LHer ne kadar uyarı mesajları çoğalsa da iklim acil durumu karşısında ekonomilerin ataletini ancak görebiliyoruz. Gerçekçi olalım: ayık olma yönündeki uyarılara rağmen, ekonomik göstergeler (GSYİH, büyüme eğrileri, pazar payları) hala şirketlerin davranışlarını belirlemeye devam ediyor. Çevresel etkisi hızla artan teknoloji de bir istisna değildir.
Bu eylemsizliğin nedenlerinden biri çok basit bir gözleme dayanıyor: İklimi olumsuz etkileyen sonuçları ne olursa olsun (sera gazı (GHG) emisyonlarında artış), doğal kaynakların aşırı tüketimi vb.) dijital hizmetlerin sürekli iyileştirilmesi zorunlu olarak ilerleme olarak algılanıyor. ). Peki şirketlerin ekonomik performansına ağırlık vermeden daha ayık bir teknolojiyi nasıl tasavvur edebiliriz?

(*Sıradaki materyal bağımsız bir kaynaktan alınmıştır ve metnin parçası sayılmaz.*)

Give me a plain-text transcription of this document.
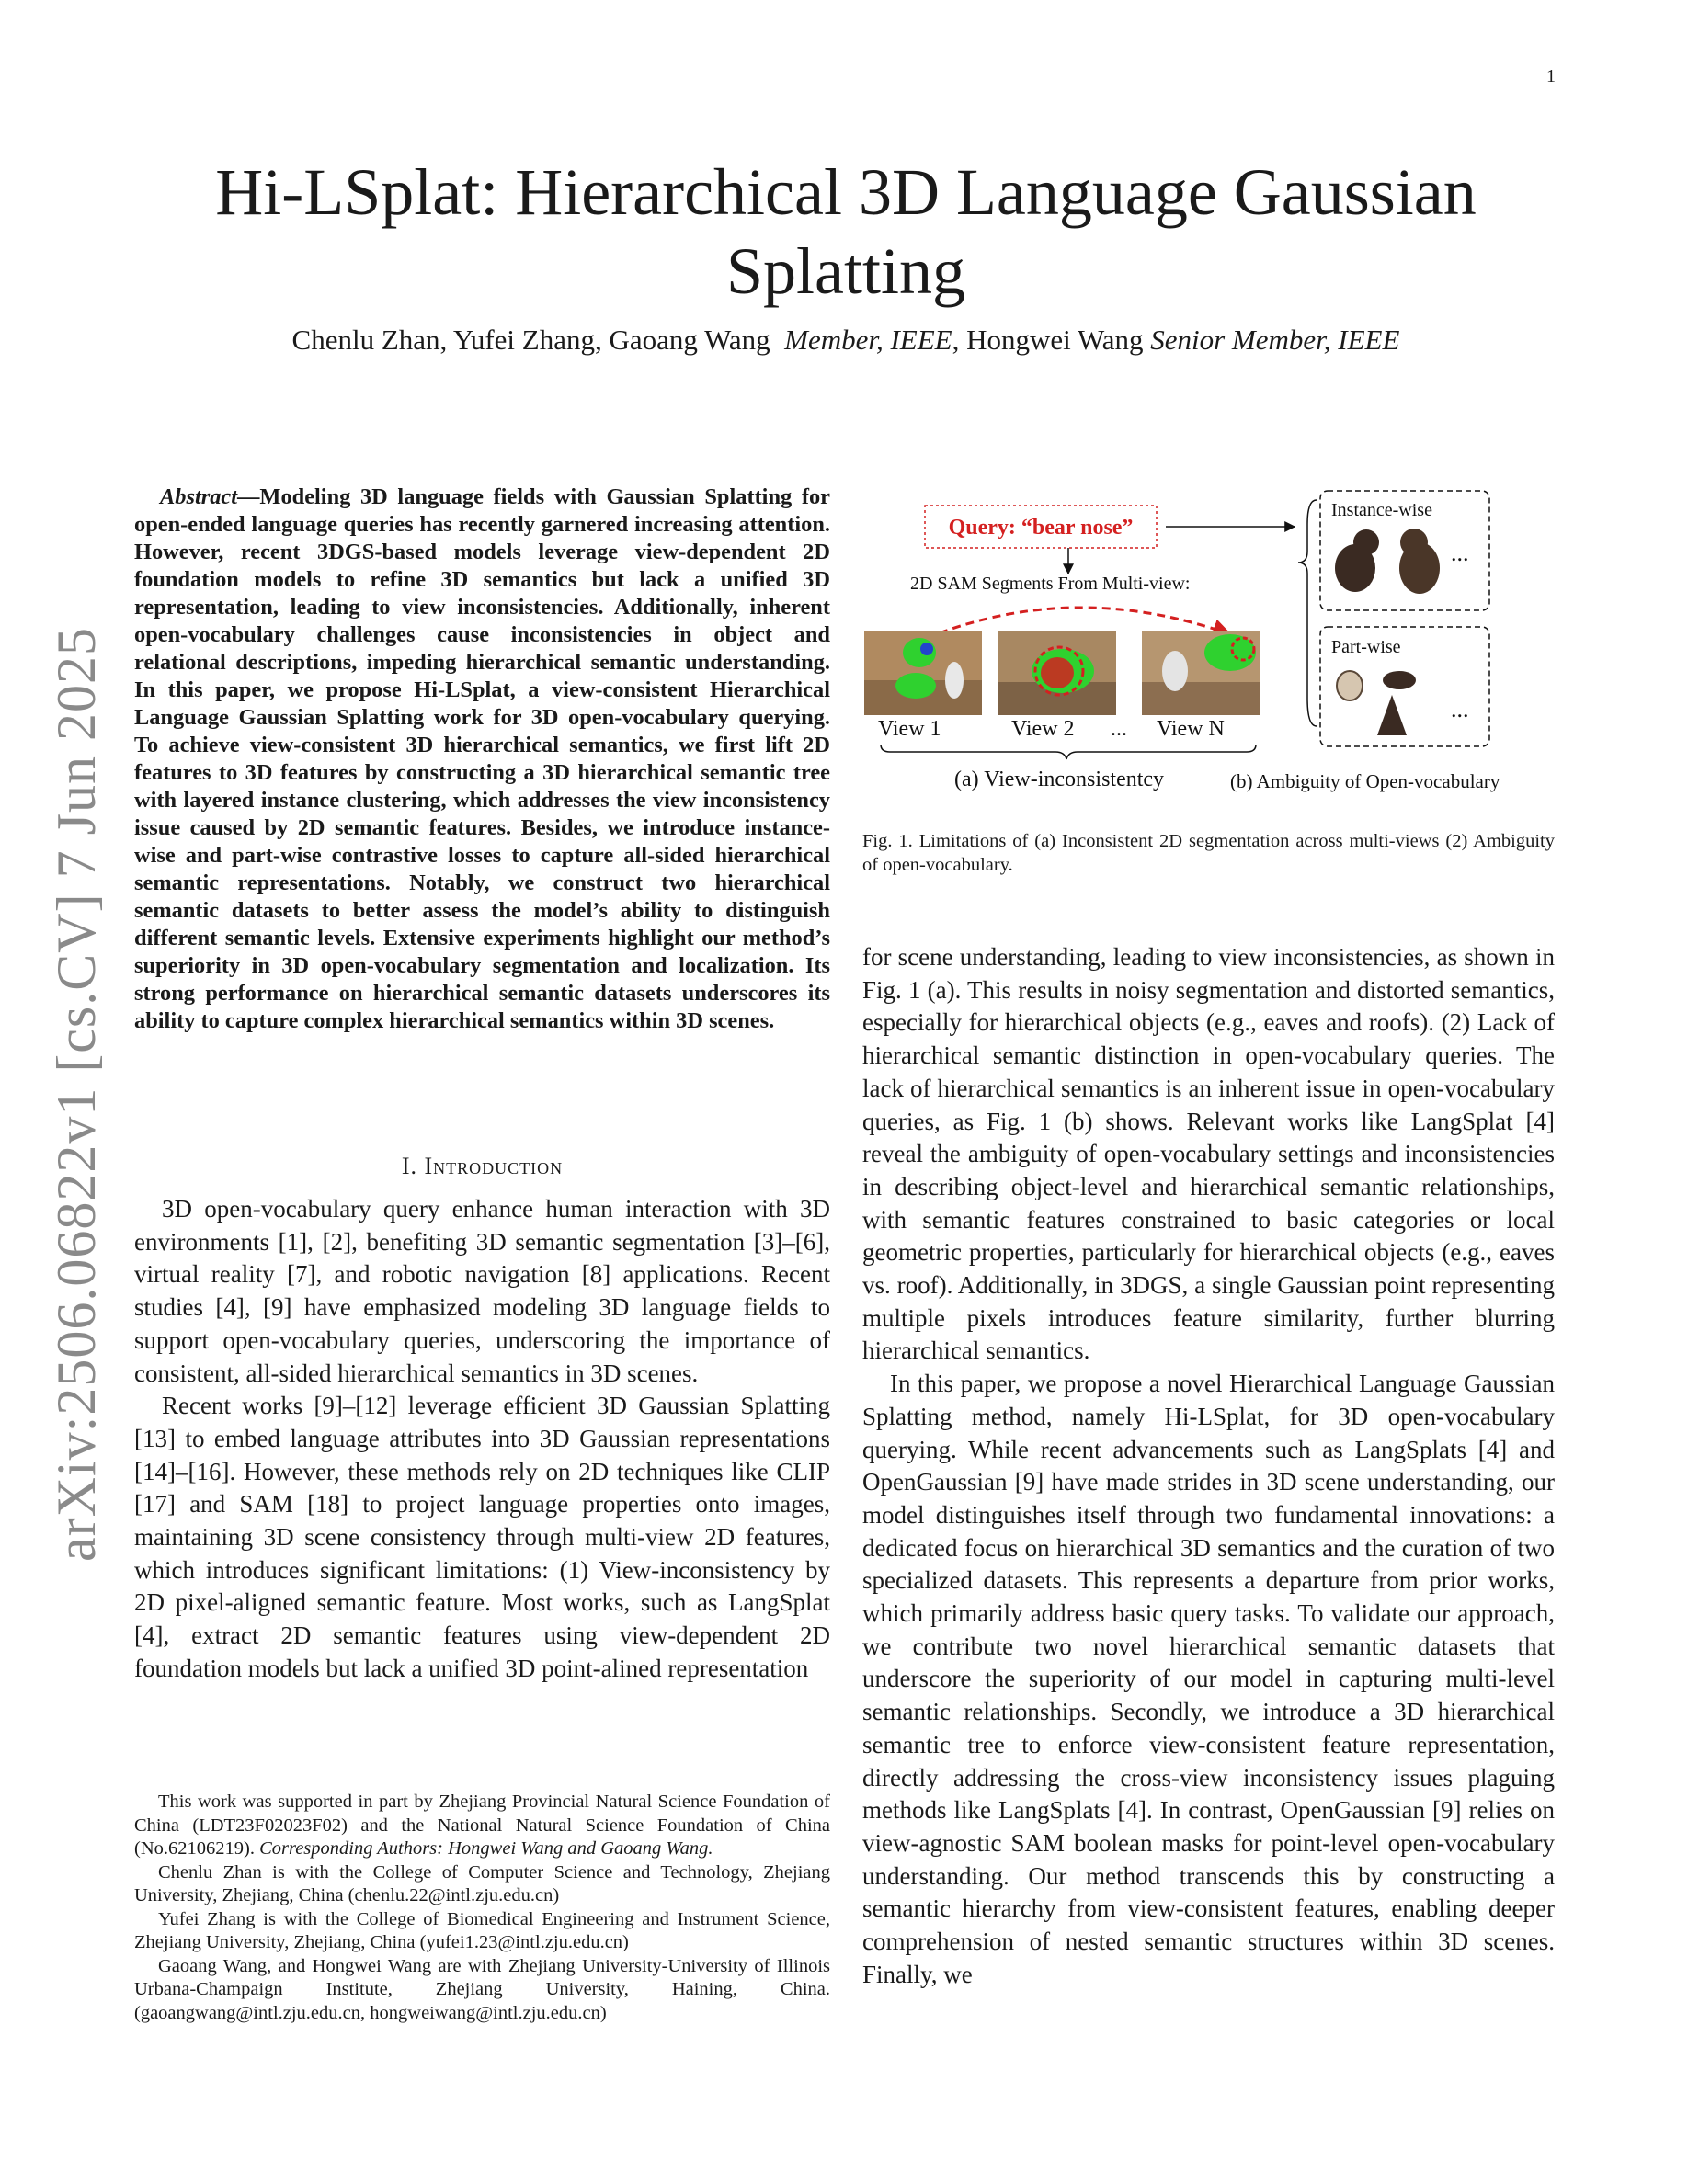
1
arXiv:2506.06822v1 [cs.CV] 7 Jun 2025
Hi-LSplat: Hierarchical 3D Language Gaussian Splatting
Chenlu Zhan, Yufei Zhang, Gaoang Wang Member, IEEE, Hongwei Wang Senior Member, IEEE

Abstract—Modeling 3D language fields with Gaussian Splatting for open-ended language queries has recently garnered increasing attention. However, recent 3DGS-based models leverage view-dependent 2D foundation models to refine 3D semantics but lack a unified 3D representation, leading to view inconsistencies. Additionally, inherent open-vocabulary challenges cause inconsistencies in object and relational descriptions, impeding hierarchical semantic understanding. In this paper, we propose Hi-LSplat, a view-consistent Hierarchical Language Gaussian Splatting work for 3D open-vocabulary querying. To achieve view-consistent 3D hierarchical semantics, we first lift 2D features to 3D features by constructing a 3D hierarchical semantic tree with layered instance clustering, which addresses the view inconsistency issue caused by 2D semantic features. Besides, we introduce instance-wise and part-wise contrastive losses to capture all-sided hierarchical semantic representations. Notably, we construct two hierarchical semantic datasets to better assess the model’s ability to distinguish different semantic levels. Extensive experiments highlight our method’s superiority in 3D open-vocabulary segmentation and localization. Its strong performance on hierarchical semantic datasets underscores its ability to capture complex hierarchical semantics within 3D scenes.

I. Introduction

3D open-vocabulary query enhance human interaction with 3D environments [1], [2], benefiting 3D semantic segmentation [3]–[6], virtual reality [7], and robotic navigation [8] applications. Recent studies [4], [9] have emphasized modeling 3D language fields to support open-vocabulary queries, underscoring the importance of consistent, all-sided hierarchical semantics in 3D scenes.

Recent works [9]–[12] leverage efficient 3D Gaussian Splatting [13] to embed language attributes into 3D Gaussian representations [14]–[16]. However, these methods rely on 2D techniques like CLIP [17] and SAM [18] to project language properties onto images, maintaining 3D scene consistency through multi-view 2D features, which introduces significant limitations: (1) View-inconsistency by 2D pixel-aligned semantic feature. Most works, such as LangSplat [4], extract 2D semantic features using view-dependent 2D foundation models but lack a unified 3D point-alined representation

This work was supported in part by Zhejiang Provincial Natural Science Foundation of China (LDT23F02023F02) and the National Natural Science Foundation of China (No.62106219). Corresponding Authors: Hongwei Wang and Gaoang Wang.

Chenlu Zhan is with the College of Computer Science and Technology, Zhejiang University, Zhejiang, China (chenlu.22@intl.zju.edu.cn)

Yufei Zhang is with the College of Biomedical Engineering and Instrument Science, Zhejiang University, Zhejiang, China (yufei1.23@intl.zju.edu.cn)

Gaoang Wang, and Hongwei Wang are with Zhejiang University-University of Illinois Urbana-Champaign Institute, Zhejiang University, Haining, China. (gaoangwang@intl.zju.edu.cn, hongweiwang@intl.zju.edu.cn)

Query: “bear nose”
2D SAM Segments From Multi-view:
View 1	View 2 ... View N
Instance-wise
...
Part-wise
...
(a) View-inconsistentcy	(b) Ambiguity of Open-vocabulary

Fig. 1. Limitations of (a) Inconsistent 2D segmentation across multi-views (2) Ambiguity of open-vocabulary.

for scene understanding, leading to view inconsistencies, as shown in Fig. 1 (a). This results in noisy segmentation and distorted semantics, especially for hierarchical objects (e.g., eaves and roofs). (2) Lack of hierarchical semantic distinction in open-vocabulary queries. The lack of hierarchical semantics is an inherent issue in open-vocabulary queries, as Fig. 1 (b) shows. Relevant works like LangSplat [4] reveal the ambiguity of open-vocabulary settings and inconsistencies in describing object-level and hierarchical semantic relationships, with semantic features constrained to basic categories or local geometric properties, particularly for hierarchical objects (e.g., eaves vs. roof). Additionally, in 3DGS, a single Gaussian point representing multiple pixels introduces feature similarity, further blurring hierarchical semantics.

In this paper, we propose a novel Hierarchical Language Gaussian Splatting method, namely Hi-LSplat, for 3D open-vocabulary querying. While recent advancements such as LangSplats [4] and OpenGaussian [9] have made strides in 3D scene understanding, our model distinguishes itself through two fundamental innovations: a dedicated focus on hierarchical 3D semantics and the curation of two specialized datasets. This represents a departure from prior works, which primarily address basic query tasks. To validate our approach, we contribute two novel hierarchical semantic datasets that underscore the superiority of our model in capturing multi-level semantic relationships. Secondly, we introduce a 3D hierarchical semantic tree to enforce view-consistent feature representation, directly addressing the cross-view inconsistency issues plaguing methods like LangSplats [4]. In contrast, OpenGaussian [9] relies on view-agnostic SAM boolean masks for point-level open-vocabulary understanding. Our method transcends this by constructing a semantic hierarchy from view-consistent features, enabling deeper comprehension of nested semantic structures within 3D scenes. Finally, we
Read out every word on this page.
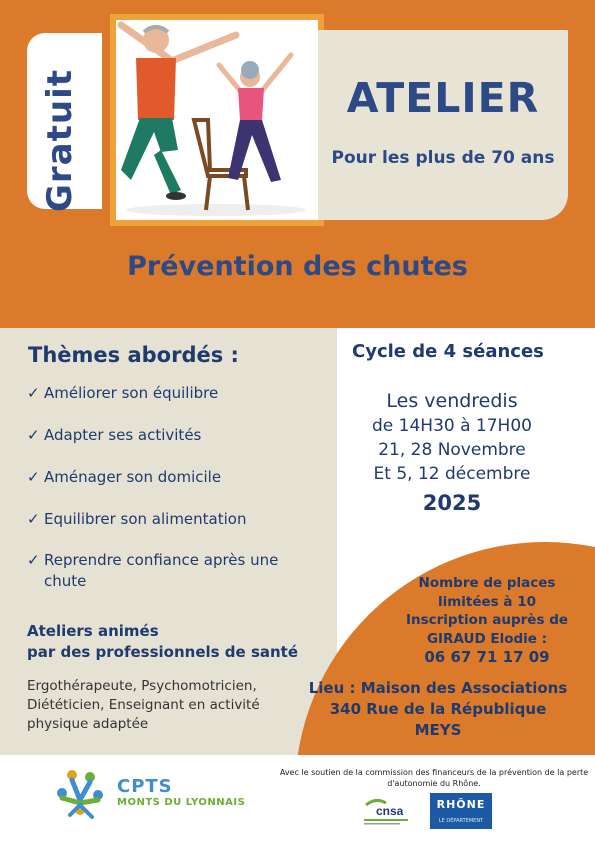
Gratuit	ATELIER
Pour les plus de 70 ans
Prévention des chutes
Thèmes abordés :
✓ Améliorer son équilibre
✓ Adapter ses activités
✓ Aménager son domicile
✓ Equilibrer son alimentation
✓ Reprendre confiance après une chute
Ateliers animés
par des professionnels de santé
Ergothérapeute, Psychomotricien, Diététicien, Enseignant en activité physique adaptée
Cycle de 4 séances
Les vendredis
de 14H30 à 17H00
21, 28 Novembre
Et 5, 12 décembre
2025
Nombre de places
limitées à 10
Inscription auprès de
GIRAUD Elodie :
06 67 71 17 09
Lieu : Maison des Associations
340 Rue de la République
MEYS
CPTS
MONTS DU LYONNAIS
Avec le soutien de la commission des financeurs de la prévention de la perte d'autonomie du Rhône.
cnsa	RHÔNE
LE DÉPARTEMENT
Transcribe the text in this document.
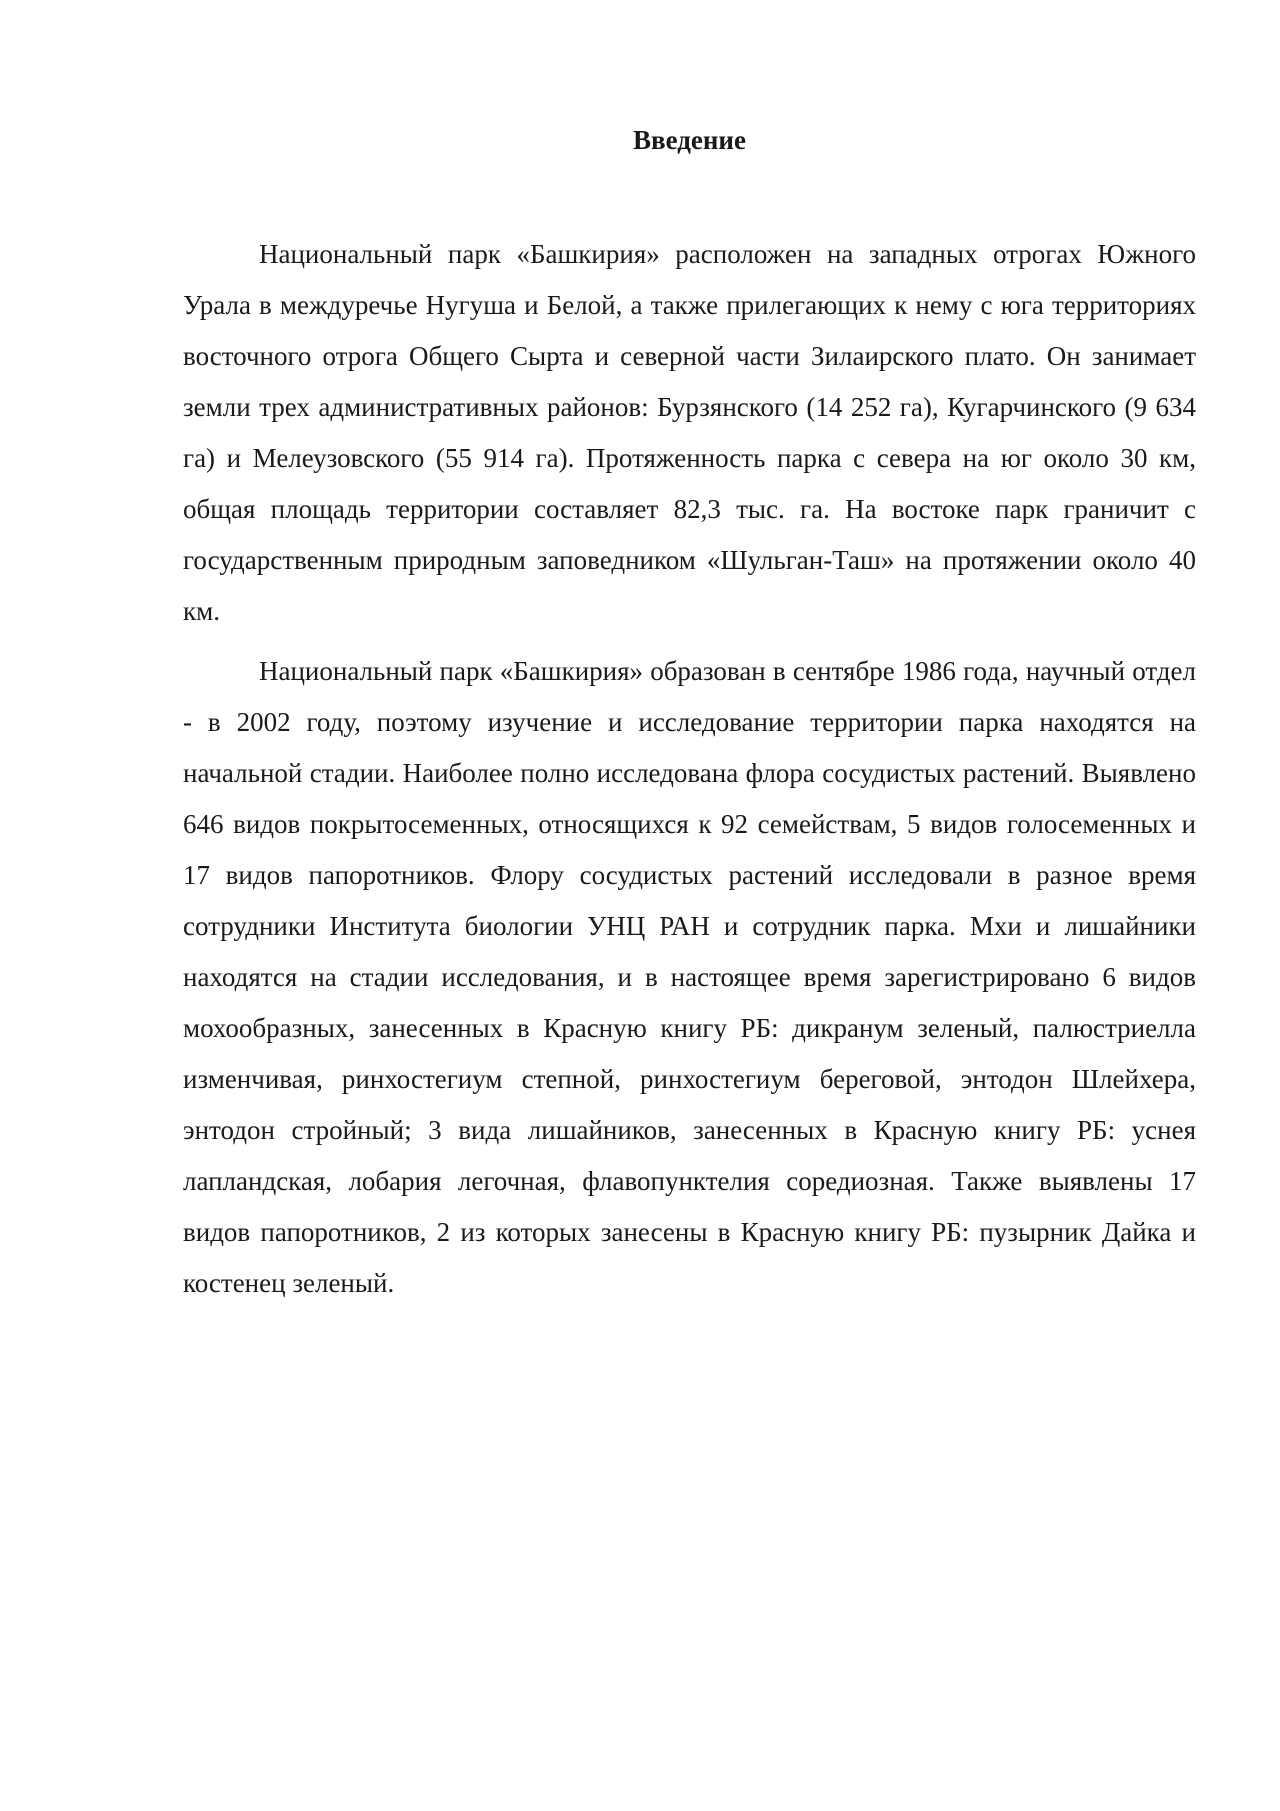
Введение

Национальный парк «Башкирия» расположен на западных отрогах Южного Урала в междуречье Нугуша и Белой, а также прилегающих к нему с юга территориях восточного отрога Общего Сырта и северной части Зилаирского плато. Он занимает земли трех административных районов: Бурзянского (14 252 га), Кугарчинского (9 634 га) и Мелеузовского (55 914 га). Протяженность парка с севера на юг около 30 км, общая площадь территории составляет 82,3 тыс. га. На востоке парк граничит с государственным природным заповедником «Шульган-Таш» на протяжении около 40 км.

Национальный парк «Башкирия» образован в сентябре 1986 года, научный отдел - в 2002 году, поэтому изучение и исследование территории парка находятся на начальной стадии. Наиболее полно исследована флора сосудистых растений. Выявлено 646 видов покрытосеменных, относящихся к 92 семействам, 5 видов голосеменных и 17 видов папоротников. Флору сосудистых растений исследовали в разное время сотрудники Института биологии УНЦ РАН и сотрудник парка. Мхи и лишайники находятся на стадии исследования, и в настоящее время зарегистрировано 6 видов мохообразных, занесенных в Красную книгу РБ: дикранум зеленый, палюстриелла изменчивая, ринхостегиум степной, ринхостегиум береговой, энтодон Шлейхера, энтодон стройный; 3 вида лишайников, занесенных в Красную книгу РБ: уснея лапландская, лобария легочная, флавопунктелия соредиозная. Также выявлены 17 видов папоротников, 2 из которых занесены в Красную книгу РБ: пузырник Дайка и костенец зеленый.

Buradaki zorluk, kullanımlardaki bu değişikliklerin, özellikle çevre koruma konularını, malların veya hizmetlerin yaratılmasından yaşam döngüleri boyunca, hammaddelerin çıkarılmasına kadar bütünleştirilmesinden oluşan eko-tasarım yoluyla, yenilikçilik ve sürdürülebilirliği tamamen birleştirebileceği farkındalığına dayanmaktadır. Etkilerini mümkün olduğunca sınırlamak amacıyla üretim, dağıtım ve kullanım dahil olmak üzere kullanım ömürlerinin sonuna kadar.
Veri hacmi sera gazlarının ana faktörlerinden biridir
Ama yol hâlâ uzun: yalnızca Şirketlerin %21’i bu yaklaşımı uyguluyor Şirketlerin yalnızca %40’ı, ürün ve hizmetlerin eko-tasarımını, giderek artan gelecekteki düzenlemeleri öngörmenin bir yolu olarak algılıyor.
Ancak bu yaklaşım ve genel olarak dijital ayıklık, verimlilikten ve yaratıcılıktan vazgeçmek veya yoksullaştırmakla eş anlamlı değil; yalnızca kişinin zamanına, kaynaklarına ve bütçesine yeniden öncelik vermesi anlamına geliyor. Bu kadar fazla veri ve bu sonsuz sayıdaki yeni, çoğu zaman faydasız işlevler, herkes ve gezegen için zararlıdır.
Ve israf çok büyük: İşletmeler, gerçek bir optimizasyon stratejisi olmaksızın bulut barındırma hizmetlerine %70’e kadar fazla harcama yapıyor. Aynı zamanda bir Web sayfasının ortalama ağırlığı on yılda %350 arttı. Bir web sitesinden beklentilerin aynı oranlarda gelişmekten çok uzak olduğunu neredeyse unutuyoruz: Bir web sayfası, ziyaretçinin aradığı bilgiyi hızlı bir şekilde bulmayı umduğu bir arayüz olarak kalır.
Veri hacmi, sera gazı (GHG) emisyonlarında ana etki faktörlerinden biri olmasına rağmen, dijital teknoloji bu yönde ilerlemeye devam ederek araçların performansını düşürecek kadar ileri gidiyor. Örneğin şunu biliyoruz: Web sitesi ziyaretçilerinin %53’ü yükleme süresi 3 saniyeyi aşarsa siteden ayrılıyor iken Mobil cihazlarda bir ana sayfanın ortalama yükleme süresi şu anda 7 saniyedirsaniye!
Bu makalenin okunacak %53,84’ü kaldı. Geri kalanı abonelere ayrılmıştır.